I’m still on vacation, so my colleague Eric La Fountaine has kindly written today’s entry. He writes:
This species is an herbaceous perennial, with erect, hollow stems reaching 60-80 cm in height. Erect conical racemes of pink flowers arise on these long stalks. The natural distribution of this legume is reported by some authorities to be southern Europe and by others as central or western Asia, but a long history of cultivation as a temperate forage crop makes its native origin a bit muddy. Like many plants with a long period of human use, it is known by many common names. In English, it is commonly called sainfoin from the French for “healthy hay”. Sometimes it is called holy hay–a confusion of “saint” for “sain”.

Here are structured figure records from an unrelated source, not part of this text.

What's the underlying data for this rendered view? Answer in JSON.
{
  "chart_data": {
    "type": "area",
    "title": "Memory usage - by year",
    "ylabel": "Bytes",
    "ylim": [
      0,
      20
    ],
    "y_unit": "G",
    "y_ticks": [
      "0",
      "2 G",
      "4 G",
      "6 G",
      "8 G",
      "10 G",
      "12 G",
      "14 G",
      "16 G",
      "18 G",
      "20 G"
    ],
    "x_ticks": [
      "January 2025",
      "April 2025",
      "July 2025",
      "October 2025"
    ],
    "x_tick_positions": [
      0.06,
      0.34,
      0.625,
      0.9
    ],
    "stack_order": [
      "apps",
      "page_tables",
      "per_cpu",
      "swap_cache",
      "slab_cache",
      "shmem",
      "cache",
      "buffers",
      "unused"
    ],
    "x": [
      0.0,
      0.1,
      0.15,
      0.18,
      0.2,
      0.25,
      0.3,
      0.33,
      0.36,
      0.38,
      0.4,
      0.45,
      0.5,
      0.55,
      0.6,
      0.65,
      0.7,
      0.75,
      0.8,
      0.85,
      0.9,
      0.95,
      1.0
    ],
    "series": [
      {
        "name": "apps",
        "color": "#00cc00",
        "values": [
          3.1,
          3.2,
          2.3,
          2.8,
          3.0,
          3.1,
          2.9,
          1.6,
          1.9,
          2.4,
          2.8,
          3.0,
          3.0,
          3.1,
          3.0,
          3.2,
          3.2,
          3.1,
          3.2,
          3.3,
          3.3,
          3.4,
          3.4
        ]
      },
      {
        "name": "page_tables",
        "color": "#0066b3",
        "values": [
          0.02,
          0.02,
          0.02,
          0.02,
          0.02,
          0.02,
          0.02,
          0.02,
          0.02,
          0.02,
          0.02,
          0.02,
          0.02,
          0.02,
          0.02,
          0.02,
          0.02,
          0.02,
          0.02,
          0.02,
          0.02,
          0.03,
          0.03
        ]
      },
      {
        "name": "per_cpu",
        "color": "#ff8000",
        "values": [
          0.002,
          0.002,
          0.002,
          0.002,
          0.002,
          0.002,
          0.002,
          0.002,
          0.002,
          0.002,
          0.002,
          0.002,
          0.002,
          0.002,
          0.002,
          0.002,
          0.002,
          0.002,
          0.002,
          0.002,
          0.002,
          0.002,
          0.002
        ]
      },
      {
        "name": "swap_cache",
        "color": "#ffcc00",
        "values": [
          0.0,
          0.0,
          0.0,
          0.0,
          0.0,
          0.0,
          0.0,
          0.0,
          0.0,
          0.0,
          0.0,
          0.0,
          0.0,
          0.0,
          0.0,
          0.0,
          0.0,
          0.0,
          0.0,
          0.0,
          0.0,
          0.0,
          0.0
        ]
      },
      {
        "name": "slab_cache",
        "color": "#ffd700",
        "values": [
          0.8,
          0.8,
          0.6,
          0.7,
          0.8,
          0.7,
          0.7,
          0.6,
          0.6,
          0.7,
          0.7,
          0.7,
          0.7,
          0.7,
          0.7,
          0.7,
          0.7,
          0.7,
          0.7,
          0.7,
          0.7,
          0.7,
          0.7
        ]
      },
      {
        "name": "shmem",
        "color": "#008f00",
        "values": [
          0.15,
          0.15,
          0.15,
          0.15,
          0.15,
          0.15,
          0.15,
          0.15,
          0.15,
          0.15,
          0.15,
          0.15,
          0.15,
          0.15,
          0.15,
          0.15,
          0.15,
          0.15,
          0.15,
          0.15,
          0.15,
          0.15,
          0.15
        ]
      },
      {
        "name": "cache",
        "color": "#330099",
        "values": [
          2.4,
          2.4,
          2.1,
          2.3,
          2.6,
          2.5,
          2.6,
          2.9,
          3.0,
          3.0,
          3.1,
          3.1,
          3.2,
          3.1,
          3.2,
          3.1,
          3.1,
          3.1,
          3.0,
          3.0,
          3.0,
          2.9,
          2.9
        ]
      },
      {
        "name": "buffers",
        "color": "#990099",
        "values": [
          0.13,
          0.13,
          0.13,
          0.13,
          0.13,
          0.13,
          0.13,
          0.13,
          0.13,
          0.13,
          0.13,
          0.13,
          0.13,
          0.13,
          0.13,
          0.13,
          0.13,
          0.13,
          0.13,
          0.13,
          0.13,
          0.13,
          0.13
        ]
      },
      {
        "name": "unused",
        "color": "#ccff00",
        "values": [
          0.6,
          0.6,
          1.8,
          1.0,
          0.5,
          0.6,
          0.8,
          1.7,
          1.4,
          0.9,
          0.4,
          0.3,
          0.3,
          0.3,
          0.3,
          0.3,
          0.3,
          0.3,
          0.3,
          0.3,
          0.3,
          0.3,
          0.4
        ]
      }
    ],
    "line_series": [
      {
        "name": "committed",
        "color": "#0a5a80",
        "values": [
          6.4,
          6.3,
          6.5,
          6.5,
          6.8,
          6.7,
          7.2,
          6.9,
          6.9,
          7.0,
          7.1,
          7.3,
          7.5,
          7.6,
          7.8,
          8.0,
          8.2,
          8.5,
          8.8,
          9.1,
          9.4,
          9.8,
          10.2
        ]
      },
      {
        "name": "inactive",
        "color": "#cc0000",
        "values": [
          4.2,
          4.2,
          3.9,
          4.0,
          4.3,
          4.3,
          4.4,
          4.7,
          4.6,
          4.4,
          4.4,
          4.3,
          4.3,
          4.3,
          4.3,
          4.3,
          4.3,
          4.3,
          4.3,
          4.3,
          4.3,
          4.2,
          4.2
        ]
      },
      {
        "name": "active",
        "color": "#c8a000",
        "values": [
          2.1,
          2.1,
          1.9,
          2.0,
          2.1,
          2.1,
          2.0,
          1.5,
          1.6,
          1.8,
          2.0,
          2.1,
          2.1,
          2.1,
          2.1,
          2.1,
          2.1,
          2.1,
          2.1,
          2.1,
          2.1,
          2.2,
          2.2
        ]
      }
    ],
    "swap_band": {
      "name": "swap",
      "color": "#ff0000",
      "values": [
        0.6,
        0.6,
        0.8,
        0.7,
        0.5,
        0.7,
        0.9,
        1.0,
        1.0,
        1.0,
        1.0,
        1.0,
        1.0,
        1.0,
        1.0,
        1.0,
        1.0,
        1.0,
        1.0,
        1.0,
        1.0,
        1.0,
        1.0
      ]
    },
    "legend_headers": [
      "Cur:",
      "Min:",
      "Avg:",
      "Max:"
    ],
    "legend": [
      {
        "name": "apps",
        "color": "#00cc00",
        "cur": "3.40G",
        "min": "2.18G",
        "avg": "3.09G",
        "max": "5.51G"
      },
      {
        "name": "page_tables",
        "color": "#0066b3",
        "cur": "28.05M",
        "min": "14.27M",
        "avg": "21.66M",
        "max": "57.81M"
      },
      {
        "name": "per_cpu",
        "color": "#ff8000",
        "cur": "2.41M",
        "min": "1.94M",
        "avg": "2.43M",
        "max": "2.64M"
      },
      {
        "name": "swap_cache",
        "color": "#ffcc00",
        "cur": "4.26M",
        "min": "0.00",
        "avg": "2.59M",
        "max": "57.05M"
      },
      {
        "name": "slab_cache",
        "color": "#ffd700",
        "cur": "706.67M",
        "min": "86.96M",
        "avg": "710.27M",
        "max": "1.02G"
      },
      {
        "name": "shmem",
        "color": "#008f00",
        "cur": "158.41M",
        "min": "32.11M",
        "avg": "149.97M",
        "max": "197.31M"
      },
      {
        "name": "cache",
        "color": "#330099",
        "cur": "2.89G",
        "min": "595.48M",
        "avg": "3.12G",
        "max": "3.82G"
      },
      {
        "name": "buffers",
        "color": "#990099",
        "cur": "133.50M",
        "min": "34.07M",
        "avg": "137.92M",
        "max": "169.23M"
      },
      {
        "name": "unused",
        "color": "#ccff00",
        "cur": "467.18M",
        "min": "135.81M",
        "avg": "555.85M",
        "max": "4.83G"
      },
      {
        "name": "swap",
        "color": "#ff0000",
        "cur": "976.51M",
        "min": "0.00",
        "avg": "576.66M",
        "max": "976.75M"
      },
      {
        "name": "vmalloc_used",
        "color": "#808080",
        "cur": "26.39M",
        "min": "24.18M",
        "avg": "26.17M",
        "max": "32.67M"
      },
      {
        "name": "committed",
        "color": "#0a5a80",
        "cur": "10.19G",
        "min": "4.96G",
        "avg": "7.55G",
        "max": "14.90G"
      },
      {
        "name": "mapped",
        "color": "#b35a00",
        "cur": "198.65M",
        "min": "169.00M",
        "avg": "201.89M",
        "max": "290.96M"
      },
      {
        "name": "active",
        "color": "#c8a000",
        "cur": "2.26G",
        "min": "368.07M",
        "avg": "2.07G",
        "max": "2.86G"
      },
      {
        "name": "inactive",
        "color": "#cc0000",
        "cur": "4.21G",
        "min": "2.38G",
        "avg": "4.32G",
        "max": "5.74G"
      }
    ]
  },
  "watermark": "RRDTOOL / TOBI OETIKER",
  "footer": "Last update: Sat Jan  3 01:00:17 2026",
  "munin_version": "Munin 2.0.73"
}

Healthy hay is a fitting moniker. It is nutritionally comparable to alfalfa and equally, if not more, palatable to livestock. In addition, research has shown that it inhibits nematode parasitism in ruminants due to its high tannin content. A good report on the use of sainfoin as a feed crop is available on Feedipedia: Onobrychis viciifolia, while images of the species growing as a field crop are available via the Alberta Native Plant Council. As a crop, the plant is considered a good environmental choice: it forms a deep tap root that helps soil stabilization, its roots house nitrogen-fixing bacteria that improve the soil, and its melliferous flowers attract bees and birds. A fine, clear honey has been produced in areas where the plant is cultivated. Lastly, it is more tolerant of drought and cold than other forage crops like alfalfa and clover.
Despite its many benefits, it has largely been replaced by alfalfa and clover in the past century. The main drawback is its poor regrowth after cutting and resultant lower production.